Por ter sido caçado num esquema de corrupção? Por ter fugido ao fisco? Por ter atropelado alguém quando conduzia embriagado? Por ter insultado uma namorada em mil novecentos-e-troca-o-passo? Por ter fumado (inalando) crack num Conselho de Ministros? Não: por ter surgido disfarçado de Aladino numa festa académica do ano lectivo 2000/2001 no estabelecimento universitário privado onde então leccionava, em Vancouver. Era uma festa temática, alusiva às Mil e Uma Noites, e o imberbe Trudeau, então com 29 anos, enfarruscou a cara para parecer mais credível na fatiota de Aladino.

 

Eis o que anda a turvar as águas da política canadiana, em plena campanha eleitoral, provocando palpitações de indignação no agora minguado clube de fãs do fotogénico governante. Não faltam turbas a uivar: Justin Trudeau é acusado de racismo retroactivo por ter enfarruscado o rosto - a prova terá ficado à vista com a divulgação, nas redes ditas sociais, de uma foto comprovativa da sua aparição como Aladino na referida festa. Bem acompanhado, por sinal.

O clamor foi de tal ordem que o chefe do Executivo canadiano já se viu forçado a implorar perdão: «Peço desculpa aos canadianos pelo que fiz. Não devia ter agido assim e assumo a responsabilidade.» Penitente, só lhe falta andar com um cordão de cilícios amarrado à cintura.

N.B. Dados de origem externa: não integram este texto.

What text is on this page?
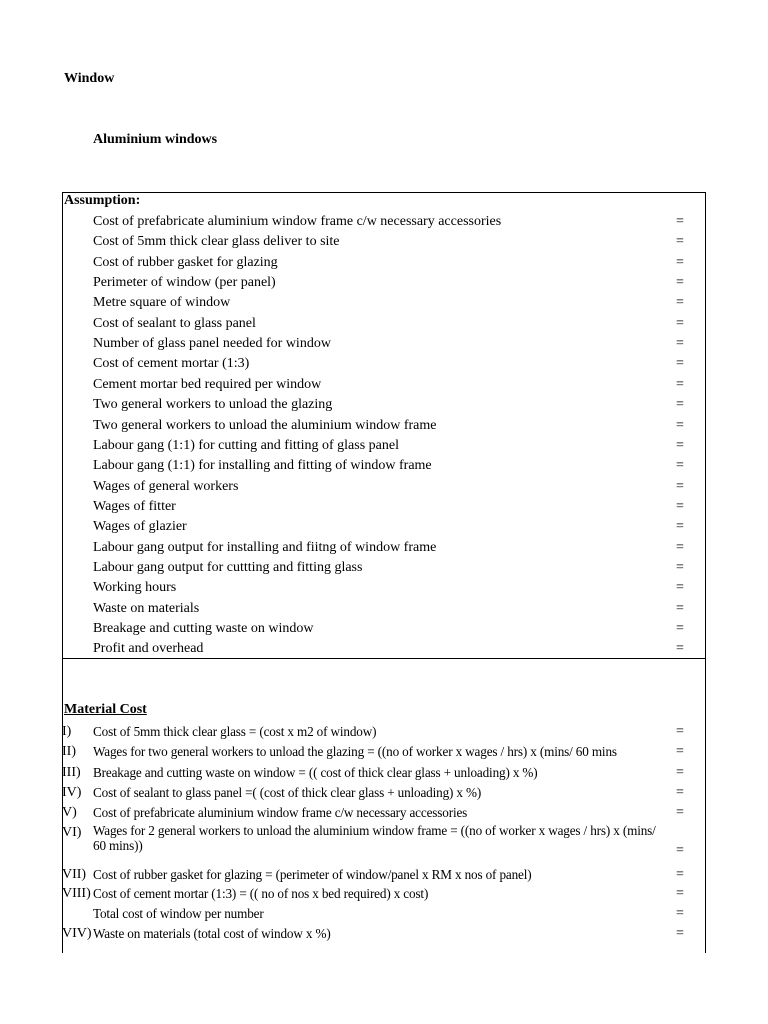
Window
Aluminium windows
Assumption:
Cost of prefabricate aluminium window frame c/w necessary accessories	=
Cost of 5mm thick clear glass deliver to site	=
Cost of rubber gasket for glazing	=
Perimeter of window (per panel)	=
Metre square of window	=
Cost of sealant to glass panel	=
Number of glass panel needed for window	=
Cost of cement mortar (1:3)	=
Cement mortar bed required per window	=
Two general workers to unload the glazing	=
Two general workers to unload the aluminium window frame	=
Labour gang (1:1) for cutting and fitting of glass panel	=
Labour gang (1:1) for installing and fitting of window frame	=
Wages of general workers	=
Wages of fitter	=
Wages of glazier	=
Labour gang output for installing and fiitng of window frame	=
Labour gang output for cuttting and fitting glass	=
Working hours	=
Waste on materials	=
Breakage and cutting waste on window	=
Profit and overhead	=
Material Cost
I) Cost of 5mm thick clear glass = (cost x m2 of window)	=
II) Wages for two general workers to unload the glazing = ((no of worker x wages / hrs) x (mins/ 60 mins	=
III) Breakage and cutting waste on window = (( cost of thick clear glass + unloading) x %)	=
IV) Cost of sealant to glass panel =( (cost of thick clear glass + unloading) x %)	=
V) Cost of prefabricate aluminium window frame c/w necessary accessories	=
VI) Wages for 2 general workers to unload the aluminium window frame = ((no of worker x wages / hrs) x (mins/ 60 mins))	=
VII) Cost of rubber gasket for glazing = (perimeter of window/panel x RM x nos of panel)	=
VIII) Cost of cement mortar (1:3) = (( no of nos x bed required) x cost)	=
Total cost of window per number	=
VIV) Waste on materials (total cost of window x %)	=
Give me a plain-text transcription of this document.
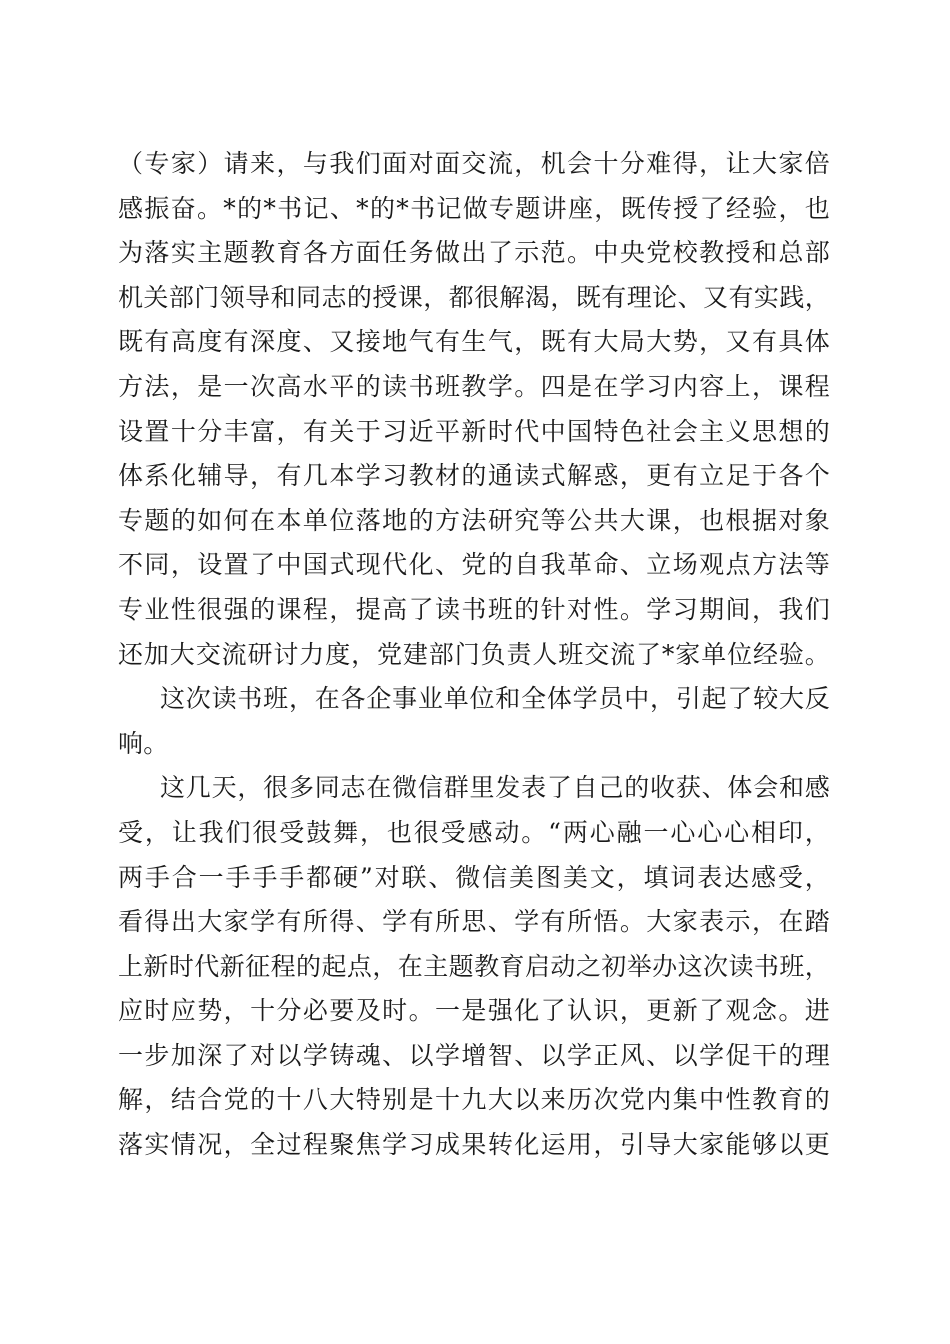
（专家）请来，与我们面对面交流，机会十分难得，让大家倍
感振奋。*的*书记、*的*书记做专题讲座，既传授了经验，也
为落实主题教育各方面任务做出了示范。中央党校教授和总部
机关部门领导和同志的授课，都很解渴，既有理论、又有实践，
既有高度有深度、又接地气有生气，既有大局大势，又有具体
方法，是一次高水平的读书班教学。四是在学习内容上，课程
设置十分丰富，有关于习近平新时代中国特色社会主义思想的
体系化辅导，有几本学习教材的通读式解惑，更有立足于各个
专题的如何在本单位落地的方法研究等公共大课，也根据对象
不同，设置了中国式现代化、党的自我革命、立场观点方法等
专业性很强的课程，提高了读书班的针对性。学习期间，我们
还加大交流研讨力度，党建部门负责人班交流了*家单位经验。
这次读书班，在各企事业单位和全体学员中，引起了较大反
响。
这几天，很多同志在微信群里发表了自己的收获、体会和感
受，让我们很受鼓舞，也很受感动。“两心融一心心心相印，
两手合一手手手都硬”对联、微信美图美文，填词表达感受，
看得出大家学有所得、学有所思、学有所悟。大家表示，在踏
上新时代新征程的起点，在主题教育启动之初举办这次读书班，
应时应势，十分必要及时。一是强化了认识，更新了观念。进
一步加深了对以学铸魂、以学增智、以学正风、以学促干的理
解，结合党的十八大特别是十九大以来历次党内集中性教育的
落实情况，全过程聚焦学习成果转化运用，引导大家能够以更
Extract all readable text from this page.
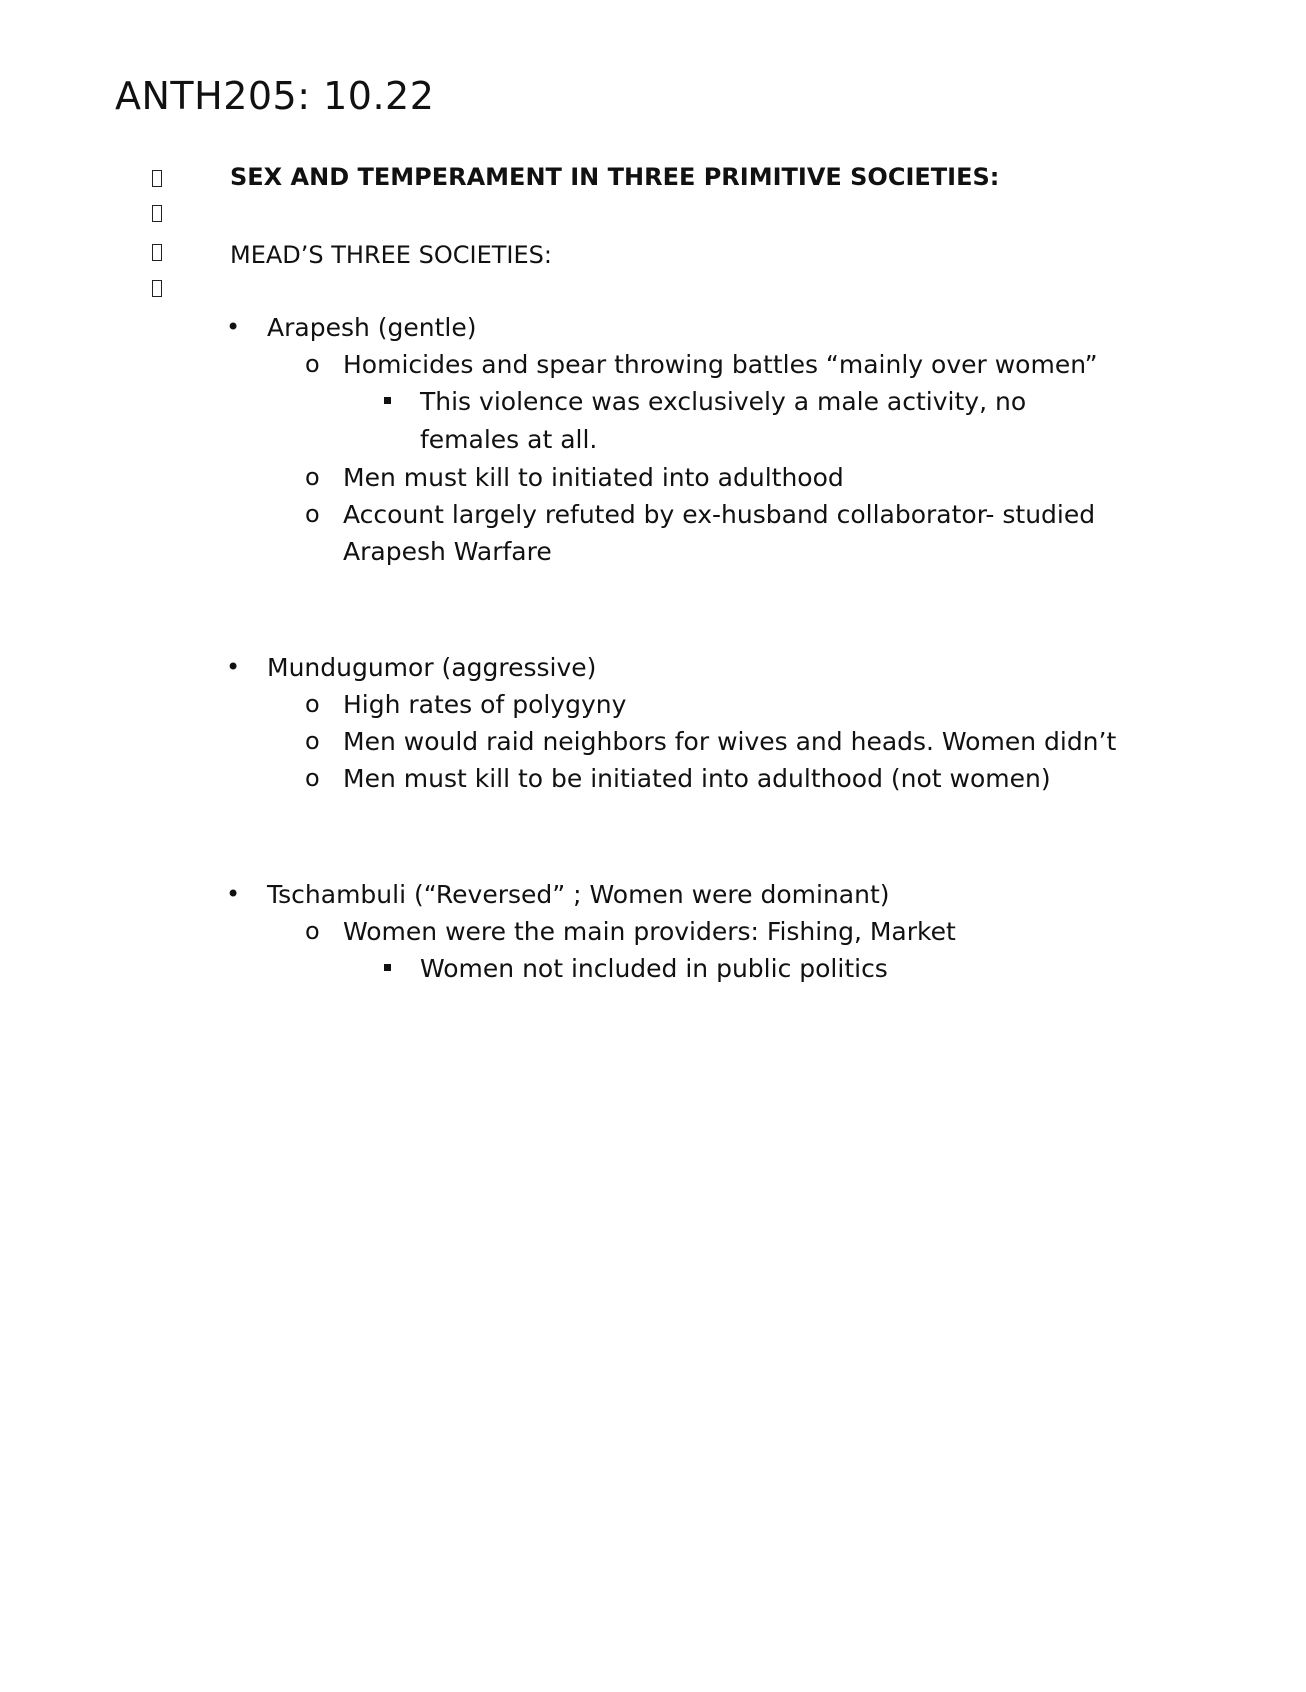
ANTH205: 10.22
SEX AND TEMPERAMENT IN THREE PRIMITIVE SOCIETIES:
MEAD’S THREE SOCIETIES:
• Arapesh (gentle)
o Homicides and spear throwing battles “mainly over women”
This violence was exclusively a male activity, no
females at all.
o Men must kill to initiated into adulthood
o Account largely refuted by ex-husband collaborator- studied
Arapesh Warfare
• Mundugumor (aggressive)
o High rates of polygyny
o Men would raid neighbors for wives and heads. Women didn’t
o Men must kill to be initiated into adulthood (not women)
• Tschambuli (“Reversed” ; Women were dominant)
o Women were the main providers: Fishing, Market
Women not included in public politics
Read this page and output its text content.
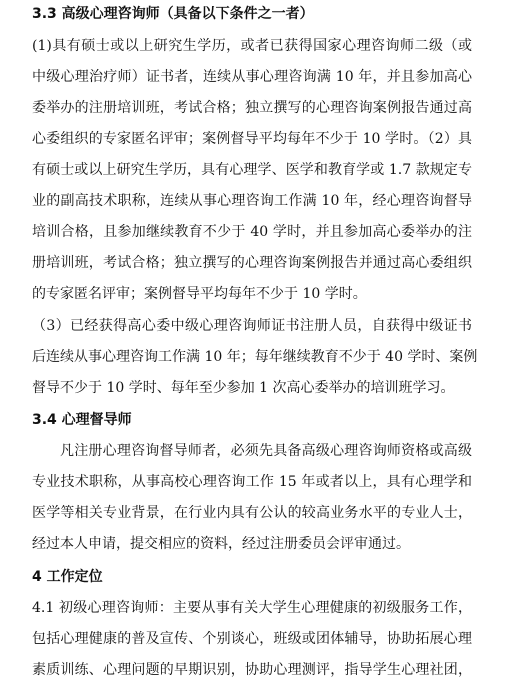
3.3 高级心理咨询师（具备以下条件之一者）
(1)具有硕士或以上研究生学历，或者已获得国家心理咨询师二级（或
中级心理治疗师）证书者，连续从事心理咨询满 10 年，并且参加高心
委举办的注册培训班，考试合格；独立撰写的心理咨询案例报告通过高
心委组织的专家匿名评审；案例督导平均每年不少于 10 学时。（2）具
有硕士或以上研究生学历，具有心理学、医学和教育学或 1.7 款规定专
业的副高技术职称，连续从事心理咨询工作满 10 年，经心理咨询督导
培训合格，且参加继续教育不少于 40 学时，并且参加高心委举办的注
册培训班，考试合格；独立撰写的心理咨询案例报告并通过高心委组织
的专家匿名评审；案例督导平均每年不少于 10 学时。
（3）已经获得高心委中级心理咨询师证书注册人员，自获得中级证书
后连续从事心理咨询工作满 10 年；每年继续教育不少于 40 学时、案例
督导不少于 10 学时、每年至少参加 1 次高心委举办的培训班学习。
3.4 心理督导师
凡注册心理咨询督导师者，必须先具备高级心理咨询师资格或高级
专业技术职称，从事高校心理咨询工作 15 年或者以上，具有心理学和
医学等相关专业背景，在行业内具有公认的较高业务水平的专业人士，
经过本人申请，提交相应的资料，经过注册委员会评审通过。
4 工作定位
4.1 初级心理咨询师：主要从事有关大学生心理健康的初级服务工作，
包括心理健康的普及宣传、个别谈心，班级或团体辅导，协助拓展心理
素质训练、心理问题的早期识别，协助心理测评，指导学生心理社团，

Apesar deste humilhante acto de contrição, os seus rivais na campanha eleitoral não lhe perdoam. «Isto [a foto] comprova que ele não tem capacidade para governar o país», disparou o líder do Partido Conservador, Andrew Scheer. Enquanto a candidata do Partido Verde, Elizabeth May, se confessava «profundamente perturbada» por aquela imagem inequivocamente «racista». Ele e ela de olhos postos nas legislativas de 21 de Outubro.

 

Leio as notícias e concluo: anda tudo doido.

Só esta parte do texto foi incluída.